Publié le 13/09/2018

Les animaux amis de l'Homme

Alfred Driou éditions Eugène Ardant et Cie 1875

« Aussi jugez combien je suis indigné, quelle colère s'élève et gronde dans ma poitrine, quelle sainte fureur me brûle le sang, quand je vois d'ignobles cochers et d'infâmes charretiers frapper cruellement les pauvres chevaux confiés à leurs soins et dont le travail pénible les fait vivre »
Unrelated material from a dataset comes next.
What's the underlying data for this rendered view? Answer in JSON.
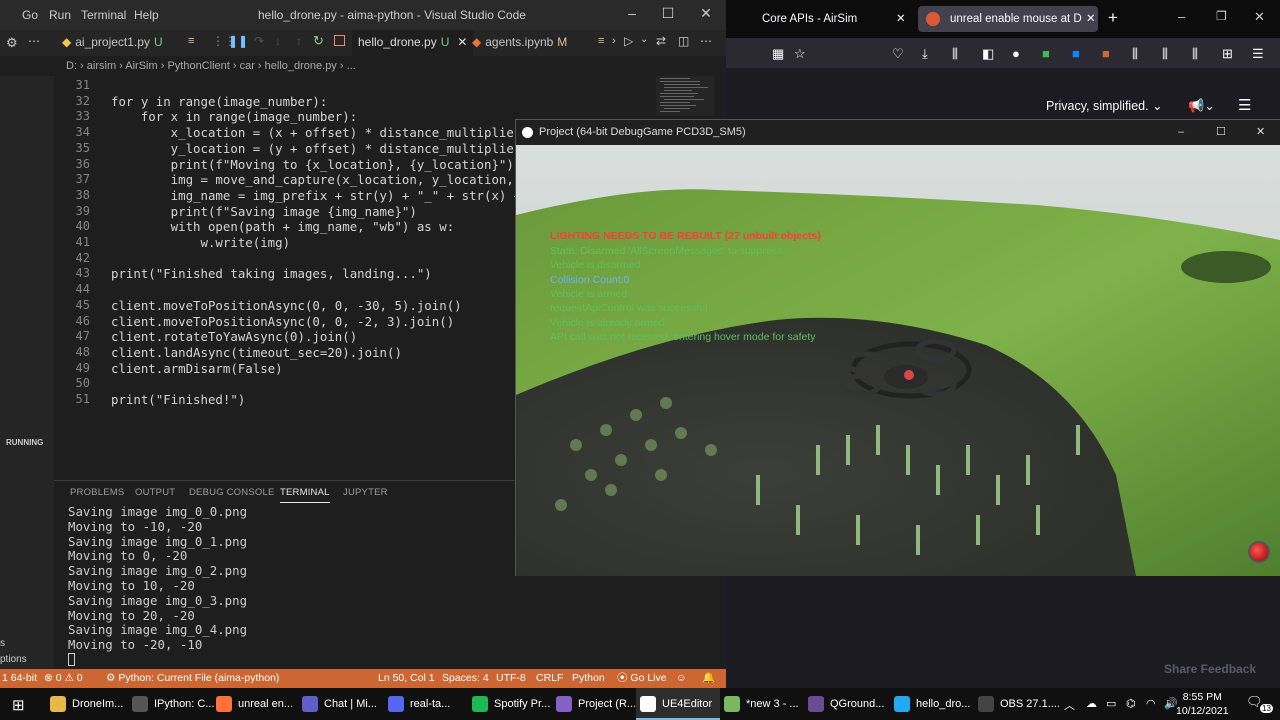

Publié à Limoges en 1875 par les éditions Eugène Ardant et Cie, sous le titre : Les animaux amis de l'homme : leurs instincts, leur utilité, est un des premiers ouvrages français destiné au grand public à défendre la cause animale.

Il s’inscrit dans une dynamique née au milieu du XIXe siècle :

— La Société Protectrice des Animaux  est créée en 1845 par Etienne Pariset (elle portait sur la protection des chevaux que les cochers parisiens maltraitaient.).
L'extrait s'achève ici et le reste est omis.